On page 55, we learn that Balashov, and most of the residents of Yazyk, are part of a Christian sect. A sect which believes in the ultimate evil of all things carnal, and solves the whole body/mind dichotomy by castrating the men.


Now hang on just a second! I chose this book because I wanted to read some good, highbrow, fiction. Something rooted in the real world, that would evoke the human condition in all its poignancy. Excuse me, but I would bet that it would be just as likely for a work-camp escapee to come across a castrating sect in Siberia as for the battle between the High Folk and the Night Lords to wash across a world cowering between its two angry twin suns. Why would the first deserve reviews in all the best places and a $15 cover price, whereas the latter is considered reviewable only by pulp magazines and a $6.99 cover price?

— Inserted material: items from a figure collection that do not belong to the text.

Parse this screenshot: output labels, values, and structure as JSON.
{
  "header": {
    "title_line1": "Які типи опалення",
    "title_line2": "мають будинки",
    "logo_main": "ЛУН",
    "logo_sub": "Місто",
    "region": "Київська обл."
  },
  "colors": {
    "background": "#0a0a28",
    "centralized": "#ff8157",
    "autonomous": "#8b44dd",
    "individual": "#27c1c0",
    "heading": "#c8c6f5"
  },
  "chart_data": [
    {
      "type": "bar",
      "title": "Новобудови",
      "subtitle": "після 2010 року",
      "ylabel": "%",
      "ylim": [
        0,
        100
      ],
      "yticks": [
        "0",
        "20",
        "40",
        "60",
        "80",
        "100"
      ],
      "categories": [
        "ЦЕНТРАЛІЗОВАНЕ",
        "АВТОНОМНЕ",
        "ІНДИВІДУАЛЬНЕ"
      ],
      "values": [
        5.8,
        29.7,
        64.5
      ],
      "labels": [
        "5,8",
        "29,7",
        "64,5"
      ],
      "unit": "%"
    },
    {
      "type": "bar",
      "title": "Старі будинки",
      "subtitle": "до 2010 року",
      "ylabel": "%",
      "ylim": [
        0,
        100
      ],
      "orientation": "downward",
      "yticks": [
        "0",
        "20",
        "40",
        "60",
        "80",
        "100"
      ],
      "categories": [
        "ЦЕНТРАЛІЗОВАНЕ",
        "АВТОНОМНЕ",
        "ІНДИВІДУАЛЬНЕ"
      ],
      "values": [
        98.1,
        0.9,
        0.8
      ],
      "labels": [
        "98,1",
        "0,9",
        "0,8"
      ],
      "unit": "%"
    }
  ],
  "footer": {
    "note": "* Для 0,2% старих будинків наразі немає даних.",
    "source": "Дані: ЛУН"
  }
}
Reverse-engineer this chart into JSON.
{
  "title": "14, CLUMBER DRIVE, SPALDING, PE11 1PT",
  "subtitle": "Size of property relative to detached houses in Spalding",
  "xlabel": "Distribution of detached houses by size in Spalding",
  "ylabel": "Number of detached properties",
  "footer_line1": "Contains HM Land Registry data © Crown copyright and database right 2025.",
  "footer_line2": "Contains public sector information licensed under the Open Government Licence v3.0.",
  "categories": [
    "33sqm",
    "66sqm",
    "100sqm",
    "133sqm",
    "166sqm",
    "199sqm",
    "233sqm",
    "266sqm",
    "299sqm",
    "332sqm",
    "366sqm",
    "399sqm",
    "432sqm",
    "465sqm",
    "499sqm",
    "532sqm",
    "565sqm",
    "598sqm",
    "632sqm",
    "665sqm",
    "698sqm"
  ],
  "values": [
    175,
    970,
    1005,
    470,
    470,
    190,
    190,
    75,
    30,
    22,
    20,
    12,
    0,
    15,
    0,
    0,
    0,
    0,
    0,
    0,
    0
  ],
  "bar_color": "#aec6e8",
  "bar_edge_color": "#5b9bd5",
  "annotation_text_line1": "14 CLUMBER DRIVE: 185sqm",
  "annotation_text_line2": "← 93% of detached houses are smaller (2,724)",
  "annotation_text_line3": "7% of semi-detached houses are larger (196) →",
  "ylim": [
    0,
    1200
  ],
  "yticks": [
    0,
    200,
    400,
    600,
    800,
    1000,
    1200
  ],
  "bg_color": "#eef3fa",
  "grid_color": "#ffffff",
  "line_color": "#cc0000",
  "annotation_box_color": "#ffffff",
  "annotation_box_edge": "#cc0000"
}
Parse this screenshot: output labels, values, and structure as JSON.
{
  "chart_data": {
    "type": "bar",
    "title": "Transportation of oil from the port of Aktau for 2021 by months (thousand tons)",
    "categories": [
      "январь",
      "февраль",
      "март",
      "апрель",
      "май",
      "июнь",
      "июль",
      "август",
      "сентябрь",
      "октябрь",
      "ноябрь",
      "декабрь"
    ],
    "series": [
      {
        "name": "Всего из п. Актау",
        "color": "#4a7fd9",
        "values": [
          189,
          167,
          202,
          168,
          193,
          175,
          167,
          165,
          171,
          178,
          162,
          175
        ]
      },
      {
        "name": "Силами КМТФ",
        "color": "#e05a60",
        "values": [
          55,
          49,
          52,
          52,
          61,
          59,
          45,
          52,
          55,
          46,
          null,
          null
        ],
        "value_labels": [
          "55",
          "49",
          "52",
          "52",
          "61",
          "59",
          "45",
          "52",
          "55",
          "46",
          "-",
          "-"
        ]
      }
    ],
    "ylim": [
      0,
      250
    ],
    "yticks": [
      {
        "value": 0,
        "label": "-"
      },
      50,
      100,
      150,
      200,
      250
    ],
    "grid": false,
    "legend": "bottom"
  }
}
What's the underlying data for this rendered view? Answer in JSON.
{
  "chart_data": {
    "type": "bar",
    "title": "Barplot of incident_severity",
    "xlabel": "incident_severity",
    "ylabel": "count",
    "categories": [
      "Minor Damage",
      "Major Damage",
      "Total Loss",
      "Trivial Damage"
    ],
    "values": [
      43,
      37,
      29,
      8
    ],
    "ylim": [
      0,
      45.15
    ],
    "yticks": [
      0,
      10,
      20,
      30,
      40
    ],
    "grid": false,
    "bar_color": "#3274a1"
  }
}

Now, I am sure that beyond page 57, The People’s Act of Love will break my heart with its intimateness. I don’t disagree that the epic scope might knock my socks off. That, as I reach the climax of the story, I will shout out, “Doctor Zhivago! Anna Karenina! Lermontov’s A Hero of Our Time! Fantastic!!!” But it isn’t the kind of story I was looking for at this particular time. So I’ve put it aside, and started something else, instead. Soemthing that is so rooted in the real world, it's fabulous.

I will finish The People’s Act of Love. If only to tell you all that I did. But if you choose to start this one, consider yourselves warned: you better be willing to accept fantasy/horror mixed in with your fiction.